The manifesto was signed Andrew Berwick, an Anglicized version of his name. A former American government official briefed on the case said investigators believed the manifesto was Mr. Breivik’s work.
The manifesto, entitled “2083: A European Declaration of Independence,” equates liberalism and multiculturalism with “cultural Marxism,” which the document says is destroying European Christian civilization.
The document also describes a secret meeting in London in April 2002 to reconstitute the Knights Templar, a Crusader military order. It says the meeting was attended by nine representatives of eight European countries, evidently including Mr. Breivik, with an additional three members unable to attend, including a “European-American.”
Horrors of the AttacksThe horror of the twin strikes on the government building and a political summer camp on Utoya Island, a remarkably meticulous attack on Norway’s current and future political elite, came into focus in interviews with witnesses, who painted a picture of 90 minutes of hell that left at least 85 people dead, some as young as 16.
As soon as the shooting started, they said, people panicked, running in all directions, tumbling down the island’s rocky hill in an attempt to reach the sea. Even after many made it into the water, the gunman calmly and methodically shot at those who were swimming.
The police also said that unexploded munitions were still in some downtown Oslo buildings, and they had not ruled out the possibility that Mr. Breivik had accomplices.
The police are working on the assumption that Mr. Breivik, having drawn security services to central Oslo when he exploded a car bomb outside government offices, then traveled to Utoya Island dressed as a police officer. Once there, he said he had come to check on the security of the young political campers, gathered them together and proceeded, coldly, to shoot them and then hunt down those who fled.
He was equipped, the police said, with an automatic rifle and a handgun; when the police finally got to the island, about 40 minutes after the shooting started, Mr. Breivik surrendered when they called out to him, dropping his weapons.
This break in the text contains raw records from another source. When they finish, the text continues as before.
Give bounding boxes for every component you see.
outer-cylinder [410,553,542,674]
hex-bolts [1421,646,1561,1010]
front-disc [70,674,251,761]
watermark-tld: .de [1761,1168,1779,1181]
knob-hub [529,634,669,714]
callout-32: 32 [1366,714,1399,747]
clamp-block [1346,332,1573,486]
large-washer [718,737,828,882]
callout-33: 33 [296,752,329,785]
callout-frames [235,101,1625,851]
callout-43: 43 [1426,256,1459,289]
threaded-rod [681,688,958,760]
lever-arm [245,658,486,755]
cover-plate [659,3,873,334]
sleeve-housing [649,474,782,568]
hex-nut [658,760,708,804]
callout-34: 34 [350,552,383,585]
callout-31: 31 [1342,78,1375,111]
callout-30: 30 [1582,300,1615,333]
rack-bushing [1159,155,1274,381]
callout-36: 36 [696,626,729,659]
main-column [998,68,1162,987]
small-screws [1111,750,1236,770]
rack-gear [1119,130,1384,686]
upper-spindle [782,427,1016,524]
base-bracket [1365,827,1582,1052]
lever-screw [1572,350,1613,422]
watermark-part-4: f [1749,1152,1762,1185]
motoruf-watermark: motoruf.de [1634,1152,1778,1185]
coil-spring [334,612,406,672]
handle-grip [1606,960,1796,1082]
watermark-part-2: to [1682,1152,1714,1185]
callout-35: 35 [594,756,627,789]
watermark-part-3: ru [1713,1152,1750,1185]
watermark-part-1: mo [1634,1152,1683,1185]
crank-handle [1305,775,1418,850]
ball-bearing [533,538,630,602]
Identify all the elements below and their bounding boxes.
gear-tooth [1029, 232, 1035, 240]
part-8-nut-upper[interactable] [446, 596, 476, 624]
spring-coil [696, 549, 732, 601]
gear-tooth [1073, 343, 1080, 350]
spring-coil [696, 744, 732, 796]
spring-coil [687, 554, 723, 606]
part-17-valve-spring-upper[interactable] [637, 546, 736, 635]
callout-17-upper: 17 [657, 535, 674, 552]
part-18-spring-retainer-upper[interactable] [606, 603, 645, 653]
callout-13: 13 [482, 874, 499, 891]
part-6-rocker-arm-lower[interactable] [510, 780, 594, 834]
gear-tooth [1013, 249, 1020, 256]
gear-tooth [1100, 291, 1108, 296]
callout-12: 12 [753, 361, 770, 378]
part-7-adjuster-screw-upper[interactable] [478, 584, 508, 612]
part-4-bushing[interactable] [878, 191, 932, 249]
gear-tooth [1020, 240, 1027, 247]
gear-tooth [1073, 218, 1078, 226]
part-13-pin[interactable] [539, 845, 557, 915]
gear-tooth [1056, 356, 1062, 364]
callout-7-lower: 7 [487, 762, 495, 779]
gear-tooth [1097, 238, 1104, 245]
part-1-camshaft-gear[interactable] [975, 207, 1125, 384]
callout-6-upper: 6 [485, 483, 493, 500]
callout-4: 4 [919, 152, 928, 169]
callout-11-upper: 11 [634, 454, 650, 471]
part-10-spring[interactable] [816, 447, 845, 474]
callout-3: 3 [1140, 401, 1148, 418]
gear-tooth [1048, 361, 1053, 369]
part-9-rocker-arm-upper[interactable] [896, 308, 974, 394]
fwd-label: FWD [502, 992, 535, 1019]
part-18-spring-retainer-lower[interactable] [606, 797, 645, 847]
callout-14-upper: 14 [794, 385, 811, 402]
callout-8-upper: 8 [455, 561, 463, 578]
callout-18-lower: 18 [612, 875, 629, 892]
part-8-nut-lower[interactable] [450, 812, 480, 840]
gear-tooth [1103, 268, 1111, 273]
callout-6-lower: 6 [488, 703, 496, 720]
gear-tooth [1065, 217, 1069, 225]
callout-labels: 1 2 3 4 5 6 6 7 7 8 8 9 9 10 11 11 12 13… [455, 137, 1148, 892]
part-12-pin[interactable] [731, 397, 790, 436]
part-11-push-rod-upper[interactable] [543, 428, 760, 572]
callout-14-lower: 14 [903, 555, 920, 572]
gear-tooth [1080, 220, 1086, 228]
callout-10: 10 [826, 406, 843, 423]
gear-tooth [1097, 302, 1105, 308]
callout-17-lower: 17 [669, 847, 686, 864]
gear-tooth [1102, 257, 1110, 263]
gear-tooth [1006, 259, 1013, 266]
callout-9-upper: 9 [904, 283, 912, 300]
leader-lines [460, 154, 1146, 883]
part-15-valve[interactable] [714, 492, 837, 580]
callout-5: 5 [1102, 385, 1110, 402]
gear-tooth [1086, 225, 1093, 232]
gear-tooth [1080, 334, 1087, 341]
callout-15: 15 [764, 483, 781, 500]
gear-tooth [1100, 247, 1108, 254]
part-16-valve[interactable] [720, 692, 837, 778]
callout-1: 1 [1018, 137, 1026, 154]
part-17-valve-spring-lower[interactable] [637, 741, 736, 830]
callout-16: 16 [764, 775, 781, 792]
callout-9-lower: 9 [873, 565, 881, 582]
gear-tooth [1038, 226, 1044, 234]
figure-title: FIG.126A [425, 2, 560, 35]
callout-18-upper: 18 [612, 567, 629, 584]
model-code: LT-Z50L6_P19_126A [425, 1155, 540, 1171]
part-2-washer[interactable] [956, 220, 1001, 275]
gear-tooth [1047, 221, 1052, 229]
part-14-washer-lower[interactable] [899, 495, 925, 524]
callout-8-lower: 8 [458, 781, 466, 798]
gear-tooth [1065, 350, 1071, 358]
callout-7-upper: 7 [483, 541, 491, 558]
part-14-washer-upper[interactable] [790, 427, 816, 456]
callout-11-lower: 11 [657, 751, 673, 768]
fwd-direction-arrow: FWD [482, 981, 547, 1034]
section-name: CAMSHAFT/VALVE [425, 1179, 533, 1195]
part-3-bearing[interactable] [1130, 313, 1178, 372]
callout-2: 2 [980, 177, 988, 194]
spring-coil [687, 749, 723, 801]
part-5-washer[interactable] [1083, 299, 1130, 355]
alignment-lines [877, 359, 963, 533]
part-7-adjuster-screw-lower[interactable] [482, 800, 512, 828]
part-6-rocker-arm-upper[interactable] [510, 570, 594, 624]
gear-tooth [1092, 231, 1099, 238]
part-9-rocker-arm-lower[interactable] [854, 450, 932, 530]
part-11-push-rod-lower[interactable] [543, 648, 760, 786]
Utoya is a wooded retreat accessible only by boat about 19 miles northwest of Oslo. The police said that difficulty reaching the island delayed their response.
Norway’s prime minister, Jens Stoltenberg, had been scheduled to speak to the campers; a former leader of Labor’s youth wing, he had attended the camp every summer since 1974.
BackgroundNorwegian analysts said that the country's right-wing groups were very small, having shrunk considerably since the 1990s, and had been quiet. Even the Progress Party, which began as an anti-tax protest and has been stridently anti-immigrant and anti-Muslim in the past, has moved more to the center, to the point that it is seen as a potential coalition partner for the Conservative Party in the 2013 general election.
Mr. Breivik had been a member of the Progress Party but quit in 2006, disappointed by its move toward moderation; his Internet postings also indicate contempt for the Conservative Party. He said it had given up a serious battle against multiculturalism, which he said was diluting the nation’s character. He also criticized the government for spending too little of Norway’s oil wealth at home.
Mr. Breivik had registered a farm-related business in Rena, in eastern Norway, which authorities said allowed him to order a large quantity of ammonium nitrate fertilizer, an ingredient that can be used to make explosives. Authorities were investigating whether the chemical may have been used in the bombing.